The purpose of the control and timing unit (CTU) is to control the hardware configuration and the timing of control signals within RADAR. The parameters for determining RADAR configuration and timing are passed to the CTU from the FCU. The CTU provides the configuration and timing control signals to the RFES and to other portions of the DSS. In addition, the CTU is responsible for updating to millisecond resolution the spacecraft time received from the CDS.
The signal conditioner unit (SCU) consists of a science data buffer and high- and low-speed analog-to-digital (A/D) converters. The science data buffer (SDB) is the digital data rate buffer for RADAR. The sole purpose of the SDB is to receive and store the high-rate digital science data from the high-speed A/D converter during the proper receive window period (as determined by the CTU) and then to provide this data upon request to the FCU at a slower rate. The high-speed A/D converter digitizes the imaging data output from the RFES microwave receiver and provides the data to the SDB for buffering. The low-speed A/D converter performs two tasks. It digitizes the analog housekeeping telemetry values from throughout RADAR at predetermined times and provides these digitized values to the FCU upon request. It also digitizes the radiometer output from the RFES microwave receiver and provides those values to the FCU upon request.
The DSS power supply converts the (approximately) 30-volt d.c. input from the Power and Pyrotechnic Subsystem to the voltages required for the DSS.
The RADAR Energy Storage Subsystem (ESS) converts the (approximately) 30-volt d.c. input from the PPS to a higher voltage, stores energy in a capacitor bank, and provides a regulated voltage to the high-power amplifier (HPA) of the RFES. The ESS subassemblies are contained within a spacecraft bay and are supported in shear by shear plates and the top and bottom rings of the Cassini spacecraft bus. High-strength fasteners will be used to tie the electronics assemblies to the spacecraft. Electronic harnesses, which face inboard on the spacecraft and be supported by the inboard shear plate, are used to provide interconnections between the RADAR subassemblies and the spacecraft.
The ESS uses two primary modes of heat transfer in its design. These are (1) the conduction of heat from the electronic components to the subchassis and the outboard shear plate, and (2) the radiation of heat from the outboard shear plate to the space environment. High-power heat dissipation components will be mounted on a special heatsink bracket, which will be bolted directly to the outboard shear plate to optimize heat transfer. Thermal compounds will be applied between the components and the heatsink to minimize contact thermal resistance.
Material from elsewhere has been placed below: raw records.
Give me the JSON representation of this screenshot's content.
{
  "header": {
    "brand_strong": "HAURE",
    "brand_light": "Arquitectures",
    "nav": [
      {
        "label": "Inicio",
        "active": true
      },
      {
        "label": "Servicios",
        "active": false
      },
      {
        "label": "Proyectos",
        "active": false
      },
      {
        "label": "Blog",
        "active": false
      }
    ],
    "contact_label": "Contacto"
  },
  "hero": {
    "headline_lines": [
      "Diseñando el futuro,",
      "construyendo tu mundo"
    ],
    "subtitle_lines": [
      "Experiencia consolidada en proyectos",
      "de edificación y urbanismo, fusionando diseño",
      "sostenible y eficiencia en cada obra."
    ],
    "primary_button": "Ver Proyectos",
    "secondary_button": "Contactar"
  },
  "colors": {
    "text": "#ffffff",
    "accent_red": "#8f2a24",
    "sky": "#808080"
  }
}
The boost circuitry increases the (approximately) 30-volt d.c. input power to approximately 85 volts d.c. for more efficient energy storage by the capacitor bank. Soft-start circuitry limits the current draw from the power source, and an input voltage filter prevents electromagnetic interference (EMI) from being conducted back into the source.
The capacitor bank stores energy to supply to the buck regulator (and the HPA) during RADAR pulse bursts. The capacitor bank voltage drops during each burst but returns to normal before the next burst.
The buck regulator regulates the varying capacitor bank voltage for the HPA.